Roasted Vegetable Autumn Pizza

Prep time: 35 MinCook time: 35 MinTotal time: 1 H & 10 M

A somewhat healthy version of Pizza topped with beautifully roasted autumn vegetables. This is delicious as a main, or cut into smaller squares as an appetizer/nibble.

Ingredients

For the crust:
  • 1 cup warm water (240ml)
  • 1 1/2 tsp yeast
  • 1 TBS liquid honey
  • 1 TBS olive oil
  • 2 1/2 cups strong flour (360g) plus more for kneading (can use part whole wheat)
  • 1 tsp salt
For the white pizza sauce:
  • 1 TBS butter
  • 3 TBS flour
  • 1 1/4 cups milk (280ml)
  • 1/2 tsp garlic powder
  • 1/4 tsp each dried oregano and dried basil
  • pinch hot pepper flakes
  • salt and black pepper to taste
  • 1/3 cup grated Parmesan cheese (60g)
For the roasted vegetables:
  • 1/2 small butternut squash, peeled, seeded and cut into wedges
  • 1 large red onion, peeled and cut into wedges
  • 1 medium sweet potato, peeled and cut into cubes
  • 1 TBS pesto
  • 2 TBS olive oil
  • 1 TBS liquid honey
  • 1/4 tsp garlic powder
  • 1/4 tsp ground cinnamon
  • salt and black pepper to taste
You will also need:
  • 2 cups grated four cheese Italian blend (245g)

Instructions

  1. To make the crust, place the warm water in a large bowl.
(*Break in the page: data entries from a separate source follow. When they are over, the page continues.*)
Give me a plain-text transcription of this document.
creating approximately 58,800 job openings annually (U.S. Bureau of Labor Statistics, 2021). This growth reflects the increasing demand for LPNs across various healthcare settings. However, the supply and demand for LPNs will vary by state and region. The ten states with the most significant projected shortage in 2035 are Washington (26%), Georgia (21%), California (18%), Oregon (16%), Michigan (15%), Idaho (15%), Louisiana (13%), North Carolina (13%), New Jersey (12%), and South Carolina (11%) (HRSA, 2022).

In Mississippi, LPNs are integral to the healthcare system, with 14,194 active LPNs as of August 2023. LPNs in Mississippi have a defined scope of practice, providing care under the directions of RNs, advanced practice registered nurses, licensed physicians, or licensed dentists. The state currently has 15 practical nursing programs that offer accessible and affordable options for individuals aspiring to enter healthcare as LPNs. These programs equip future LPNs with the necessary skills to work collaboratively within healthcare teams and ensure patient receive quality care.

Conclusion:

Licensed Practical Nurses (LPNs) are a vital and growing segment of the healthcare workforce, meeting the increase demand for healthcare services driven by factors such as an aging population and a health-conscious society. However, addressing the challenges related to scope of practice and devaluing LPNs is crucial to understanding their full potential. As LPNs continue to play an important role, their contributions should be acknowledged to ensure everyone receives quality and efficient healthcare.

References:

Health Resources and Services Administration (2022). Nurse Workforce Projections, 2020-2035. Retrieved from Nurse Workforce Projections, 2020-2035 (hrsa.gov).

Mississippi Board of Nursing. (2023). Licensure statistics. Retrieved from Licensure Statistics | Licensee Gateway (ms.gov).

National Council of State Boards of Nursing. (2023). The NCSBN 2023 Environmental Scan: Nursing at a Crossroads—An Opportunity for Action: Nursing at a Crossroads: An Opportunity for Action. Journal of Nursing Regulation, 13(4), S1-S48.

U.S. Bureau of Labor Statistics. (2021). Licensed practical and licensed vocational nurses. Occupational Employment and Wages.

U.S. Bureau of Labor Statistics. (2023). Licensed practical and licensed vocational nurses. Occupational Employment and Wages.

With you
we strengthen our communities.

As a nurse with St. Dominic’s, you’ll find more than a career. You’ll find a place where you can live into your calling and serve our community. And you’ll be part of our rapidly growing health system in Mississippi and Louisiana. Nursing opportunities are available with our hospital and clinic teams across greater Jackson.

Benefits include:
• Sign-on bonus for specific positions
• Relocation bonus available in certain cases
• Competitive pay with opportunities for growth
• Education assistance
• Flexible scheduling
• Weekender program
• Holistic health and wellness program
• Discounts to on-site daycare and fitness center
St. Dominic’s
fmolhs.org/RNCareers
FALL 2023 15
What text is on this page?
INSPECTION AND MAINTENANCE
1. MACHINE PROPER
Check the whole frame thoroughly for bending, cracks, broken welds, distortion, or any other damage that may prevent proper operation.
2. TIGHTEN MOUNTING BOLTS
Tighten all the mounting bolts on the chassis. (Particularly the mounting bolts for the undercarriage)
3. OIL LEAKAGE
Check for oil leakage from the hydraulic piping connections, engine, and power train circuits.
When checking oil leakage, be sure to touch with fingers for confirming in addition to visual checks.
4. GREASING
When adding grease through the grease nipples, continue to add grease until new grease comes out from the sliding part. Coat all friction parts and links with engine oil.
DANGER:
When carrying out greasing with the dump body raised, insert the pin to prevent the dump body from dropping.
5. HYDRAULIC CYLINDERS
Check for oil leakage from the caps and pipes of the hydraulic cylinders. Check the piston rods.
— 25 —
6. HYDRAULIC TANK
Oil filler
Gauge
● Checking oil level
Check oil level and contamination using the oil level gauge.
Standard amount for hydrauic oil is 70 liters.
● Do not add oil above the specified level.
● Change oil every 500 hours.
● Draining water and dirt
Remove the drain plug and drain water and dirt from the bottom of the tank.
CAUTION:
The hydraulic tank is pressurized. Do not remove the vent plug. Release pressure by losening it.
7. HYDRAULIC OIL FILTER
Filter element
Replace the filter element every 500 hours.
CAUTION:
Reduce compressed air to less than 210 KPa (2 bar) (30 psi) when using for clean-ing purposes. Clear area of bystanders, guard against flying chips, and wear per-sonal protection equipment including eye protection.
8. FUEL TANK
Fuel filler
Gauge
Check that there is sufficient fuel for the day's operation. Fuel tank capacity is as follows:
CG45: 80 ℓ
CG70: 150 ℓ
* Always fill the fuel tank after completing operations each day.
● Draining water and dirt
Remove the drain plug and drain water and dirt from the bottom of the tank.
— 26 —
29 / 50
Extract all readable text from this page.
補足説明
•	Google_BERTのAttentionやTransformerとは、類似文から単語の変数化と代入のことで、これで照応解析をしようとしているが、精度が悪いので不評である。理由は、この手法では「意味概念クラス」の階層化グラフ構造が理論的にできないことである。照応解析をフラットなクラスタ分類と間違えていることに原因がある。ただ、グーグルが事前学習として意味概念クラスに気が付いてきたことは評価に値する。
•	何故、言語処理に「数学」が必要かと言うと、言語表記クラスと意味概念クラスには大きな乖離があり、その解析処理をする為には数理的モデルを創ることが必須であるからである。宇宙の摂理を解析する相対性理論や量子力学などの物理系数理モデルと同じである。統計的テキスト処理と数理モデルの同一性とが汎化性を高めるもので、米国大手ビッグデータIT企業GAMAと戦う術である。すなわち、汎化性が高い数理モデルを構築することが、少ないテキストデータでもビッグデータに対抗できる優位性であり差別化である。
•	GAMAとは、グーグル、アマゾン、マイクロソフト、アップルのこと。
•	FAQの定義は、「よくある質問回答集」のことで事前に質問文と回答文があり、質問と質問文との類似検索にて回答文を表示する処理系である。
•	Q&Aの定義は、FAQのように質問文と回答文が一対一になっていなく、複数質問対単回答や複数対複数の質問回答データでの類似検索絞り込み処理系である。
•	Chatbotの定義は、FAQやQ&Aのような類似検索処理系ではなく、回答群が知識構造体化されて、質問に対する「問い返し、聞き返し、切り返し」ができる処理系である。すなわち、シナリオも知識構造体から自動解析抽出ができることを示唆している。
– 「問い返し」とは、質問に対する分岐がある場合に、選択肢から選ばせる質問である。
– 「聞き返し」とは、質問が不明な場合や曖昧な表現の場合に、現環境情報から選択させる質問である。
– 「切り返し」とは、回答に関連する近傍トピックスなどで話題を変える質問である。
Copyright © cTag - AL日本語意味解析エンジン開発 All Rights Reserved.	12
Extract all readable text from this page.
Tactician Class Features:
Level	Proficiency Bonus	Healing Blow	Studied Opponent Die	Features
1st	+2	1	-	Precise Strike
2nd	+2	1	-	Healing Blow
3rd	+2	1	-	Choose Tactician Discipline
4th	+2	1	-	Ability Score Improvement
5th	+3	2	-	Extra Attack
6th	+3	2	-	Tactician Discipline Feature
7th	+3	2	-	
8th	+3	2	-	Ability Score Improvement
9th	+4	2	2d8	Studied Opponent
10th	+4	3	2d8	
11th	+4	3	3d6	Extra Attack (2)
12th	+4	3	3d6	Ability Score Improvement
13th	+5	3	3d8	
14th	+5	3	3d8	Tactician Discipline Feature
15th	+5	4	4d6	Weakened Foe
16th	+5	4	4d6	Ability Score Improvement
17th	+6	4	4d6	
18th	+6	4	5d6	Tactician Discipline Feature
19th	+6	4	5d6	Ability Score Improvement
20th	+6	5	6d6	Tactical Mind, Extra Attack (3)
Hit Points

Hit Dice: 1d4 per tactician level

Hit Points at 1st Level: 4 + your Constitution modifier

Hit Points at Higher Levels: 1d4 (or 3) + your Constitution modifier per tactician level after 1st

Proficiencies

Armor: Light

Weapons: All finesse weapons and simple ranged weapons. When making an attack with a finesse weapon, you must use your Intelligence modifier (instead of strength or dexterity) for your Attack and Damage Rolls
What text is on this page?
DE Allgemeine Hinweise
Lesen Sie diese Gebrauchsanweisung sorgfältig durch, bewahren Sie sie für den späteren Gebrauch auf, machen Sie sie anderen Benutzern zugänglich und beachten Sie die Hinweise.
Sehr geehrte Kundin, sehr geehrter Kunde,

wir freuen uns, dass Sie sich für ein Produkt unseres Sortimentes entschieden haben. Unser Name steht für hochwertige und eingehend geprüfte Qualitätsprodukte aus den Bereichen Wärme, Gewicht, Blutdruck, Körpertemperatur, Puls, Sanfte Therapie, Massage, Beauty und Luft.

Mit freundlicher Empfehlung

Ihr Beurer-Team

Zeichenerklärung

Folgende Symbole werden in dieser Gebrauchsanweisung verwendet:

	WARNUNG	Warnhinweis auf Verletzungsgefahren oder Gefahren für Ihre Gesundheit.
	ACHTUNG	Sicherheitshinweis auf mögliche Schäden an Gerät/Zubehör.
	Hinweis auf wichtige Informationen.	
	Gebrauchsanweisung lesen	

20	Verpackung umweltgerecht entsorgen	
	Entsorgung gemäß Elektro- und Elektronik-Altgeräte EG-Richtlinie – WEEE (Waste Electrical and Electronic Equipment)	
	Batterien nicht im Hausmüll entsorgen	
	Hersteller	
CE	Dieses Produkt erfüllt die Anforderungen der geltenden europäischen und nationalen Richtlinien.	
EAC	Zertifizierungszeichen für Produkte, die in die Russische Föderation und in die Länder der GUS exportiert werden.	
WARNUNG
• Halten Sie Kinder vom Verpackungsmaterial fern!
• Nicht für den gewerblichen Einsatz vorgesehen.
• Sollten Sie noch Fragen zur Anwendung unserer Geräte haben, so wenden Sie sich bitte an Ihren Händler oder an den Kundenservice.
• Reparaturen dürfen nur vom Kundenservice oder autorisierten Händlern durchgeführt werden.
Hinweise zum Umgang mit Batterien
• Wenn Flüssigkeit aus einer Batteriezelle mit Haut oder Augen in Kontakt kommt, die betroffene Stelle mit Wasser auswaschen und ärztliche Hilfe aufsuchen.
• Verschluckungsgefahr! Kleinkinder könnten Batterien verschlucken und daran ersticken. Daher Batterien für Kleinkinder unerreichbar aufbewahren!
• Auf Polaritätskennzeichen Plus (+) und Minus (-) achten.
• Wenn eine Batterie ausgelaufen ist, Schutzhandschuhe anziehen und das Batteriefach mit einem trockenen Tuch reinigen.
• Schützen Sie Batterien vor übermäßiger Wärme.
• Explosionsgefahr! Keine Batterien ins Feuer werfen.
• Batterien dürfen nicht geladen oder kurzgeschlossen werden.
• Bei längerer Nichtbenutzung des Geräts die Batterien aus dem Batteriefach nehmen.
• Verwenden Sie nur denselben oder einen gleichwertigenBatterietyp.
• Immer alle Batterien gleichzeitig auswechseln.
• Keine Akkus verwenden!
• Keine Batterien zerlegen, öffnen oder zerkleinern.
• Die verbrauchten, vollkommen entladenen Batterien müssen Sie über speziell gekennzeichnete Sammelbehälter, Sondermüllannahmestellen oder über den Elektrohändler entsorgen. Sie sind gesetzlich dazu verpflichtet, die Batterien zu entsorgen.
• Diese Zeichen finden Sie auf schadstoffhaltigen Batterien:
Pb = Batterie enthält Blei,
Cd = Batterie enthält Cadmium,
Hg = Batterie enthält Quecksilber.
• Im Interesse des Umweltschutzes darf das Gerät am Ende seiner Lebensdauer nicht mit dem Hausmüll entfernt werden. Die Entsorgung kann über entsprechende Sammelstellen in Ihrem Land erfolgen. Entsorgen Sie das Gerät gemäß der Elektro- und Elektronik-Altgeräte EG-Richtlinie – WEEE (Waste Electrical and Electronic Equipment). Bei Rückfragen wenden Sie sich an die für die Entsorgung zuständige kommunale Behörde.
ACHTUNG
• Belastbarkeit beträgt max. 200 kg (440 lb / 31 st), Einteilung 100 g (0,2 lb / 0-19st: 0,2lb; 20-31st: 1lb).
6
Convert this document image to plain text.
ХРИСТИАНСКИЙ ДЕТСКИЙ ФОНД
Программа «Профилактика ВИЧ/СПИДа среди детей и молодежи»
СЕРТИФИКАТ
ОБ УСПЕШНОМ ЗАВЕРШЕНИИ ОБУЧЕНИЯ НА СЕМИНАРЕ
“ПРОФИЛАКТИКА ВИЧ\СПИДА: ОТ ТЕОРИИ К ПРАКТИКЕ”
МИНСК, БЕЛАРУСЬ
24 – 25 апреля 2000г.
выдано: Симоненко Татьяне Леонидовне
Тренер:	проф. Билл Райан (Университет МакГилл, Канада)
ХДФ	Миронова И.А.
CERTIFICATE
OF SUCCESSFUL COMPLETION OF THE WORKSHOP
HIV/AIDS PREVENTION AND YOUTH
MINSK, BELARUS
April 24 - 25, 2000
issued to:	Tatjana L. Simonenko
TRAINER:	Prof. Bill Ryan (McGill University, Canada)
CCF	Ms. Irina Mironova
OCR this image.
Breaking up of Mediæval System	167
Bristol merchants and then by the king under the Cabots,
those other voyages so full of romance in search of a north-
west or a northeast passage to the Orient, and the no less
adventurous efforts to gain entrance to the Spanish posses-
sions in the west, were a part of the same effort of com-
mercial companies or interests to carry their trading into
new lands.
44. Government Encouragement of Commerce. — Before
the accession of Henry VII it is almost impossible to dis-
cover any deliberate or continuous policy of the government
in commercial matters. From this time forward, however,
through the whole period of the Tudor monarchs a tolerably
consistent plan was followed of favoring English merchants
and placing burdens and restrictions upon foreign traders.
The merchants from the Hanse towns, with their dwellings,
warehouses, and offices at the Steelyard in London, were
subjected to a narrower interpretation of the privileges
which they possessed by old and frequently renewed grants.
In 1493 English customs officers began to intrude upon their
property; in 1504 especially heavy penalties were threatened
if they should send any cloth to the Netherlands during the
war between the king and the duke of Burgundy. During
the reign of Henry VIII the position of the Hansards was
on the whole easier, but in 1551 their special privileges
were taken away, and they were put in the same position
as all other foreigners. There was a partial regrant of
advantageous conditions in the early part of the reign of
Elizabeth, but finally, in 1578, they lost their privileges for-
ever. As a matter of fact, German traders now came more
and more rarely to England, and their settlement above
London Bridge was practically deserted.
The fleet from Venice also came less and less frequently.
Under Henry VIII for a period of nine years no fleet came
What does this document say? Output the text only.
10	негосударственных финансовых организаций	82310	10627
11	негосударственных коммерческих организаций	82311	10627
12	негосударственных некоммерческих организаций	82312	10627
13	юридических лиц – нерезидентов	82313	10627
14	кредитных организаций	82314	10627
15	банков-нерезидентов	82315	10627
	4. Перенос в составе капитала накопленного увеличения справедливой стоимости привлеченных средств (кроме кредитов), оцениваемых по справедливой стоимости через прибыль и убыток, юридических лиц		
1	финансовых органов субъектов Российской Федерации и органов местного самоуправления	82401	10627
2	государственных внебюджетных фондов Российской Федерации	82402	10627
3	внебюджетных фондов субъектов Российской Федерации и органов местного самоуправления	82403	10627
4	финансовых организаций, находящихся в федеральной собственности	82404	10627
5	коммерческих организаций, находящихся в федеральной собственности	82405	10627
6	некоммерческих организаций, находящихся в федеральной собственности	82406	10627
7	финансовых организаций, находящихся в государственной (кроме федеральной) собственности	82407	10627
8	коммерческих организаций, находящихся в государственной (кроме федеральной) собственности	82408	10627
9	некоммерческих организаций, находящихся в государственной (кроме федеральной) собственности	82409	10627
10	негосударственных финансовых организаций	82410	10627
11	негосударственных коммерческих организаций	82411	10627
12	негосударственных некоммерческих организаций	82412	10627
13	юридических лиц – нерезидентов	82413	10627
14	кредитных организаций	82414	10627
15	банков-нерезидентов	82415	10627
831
Stir in the honey and sprinkle the yeast over top. Allow to sit for several minutes to proof the yeast. (about 5 minutes)
  2. Whisk the flour and salt together. Stir the yeast to dissolve and then stir in the flour mixture and the olive oil.
  3. Mix together well, at first with a wooden spoon and then with your hands. Knead until smooth and elastic, about 5 to 6 minutes.
  4. Place in a lightly oiled clean bowl, turning once to coat it with the oil. Cover and allow to rise for 20 minutes before knocking down and proceeding.
  5. While the crust is rising you can roast your vegetables. Preheat the oven to 220*C/425*F/ gas mark 6. Line a large baking tray with some aluminum foil. Spray with low fat cooking spray.
  6. Toss the vegetables together in a bowl along with the pesto, olive oil, honey cinnamon, garlic powder, and salt & pepper to taste.
  7. Spread the vegetables out in a single layer on the prepared baking tray. Roast in the preheated oven for 20 to 25 minutes until soft and slightly caramelized.
  8. To make the white sauce, melt the butter in a medium saucepan over moderate heat. Whisk in the flour. It will be stiff.
  9. Slowly whisk in the milk, whisking constantly. Cook, stirring continuously until the mixture bubbles and thickens.
  10. Whisk in the remaining ingredients. Cook on low for about 2 minutes to cook out any flour taste. Set aside to cool.
  11. To assemble the pizza(s) oil one large baking sheet, or two smaller pizza pans.
  12. Spread the crust out to fill the pan(s).
  13. Spread the white sauce over top of the crust and top with the grated cheese. Lay the roasted vegetables on top in a decorative manner.
  14. Bake in the preheated oven (425*F/220*C/gas mark 7) for 30 to 35 minutes until the crust is golden brown on the bottom, the cheese has melted, and everything is heated through wonderfully.
  15. Cut into slices or wedges to serve.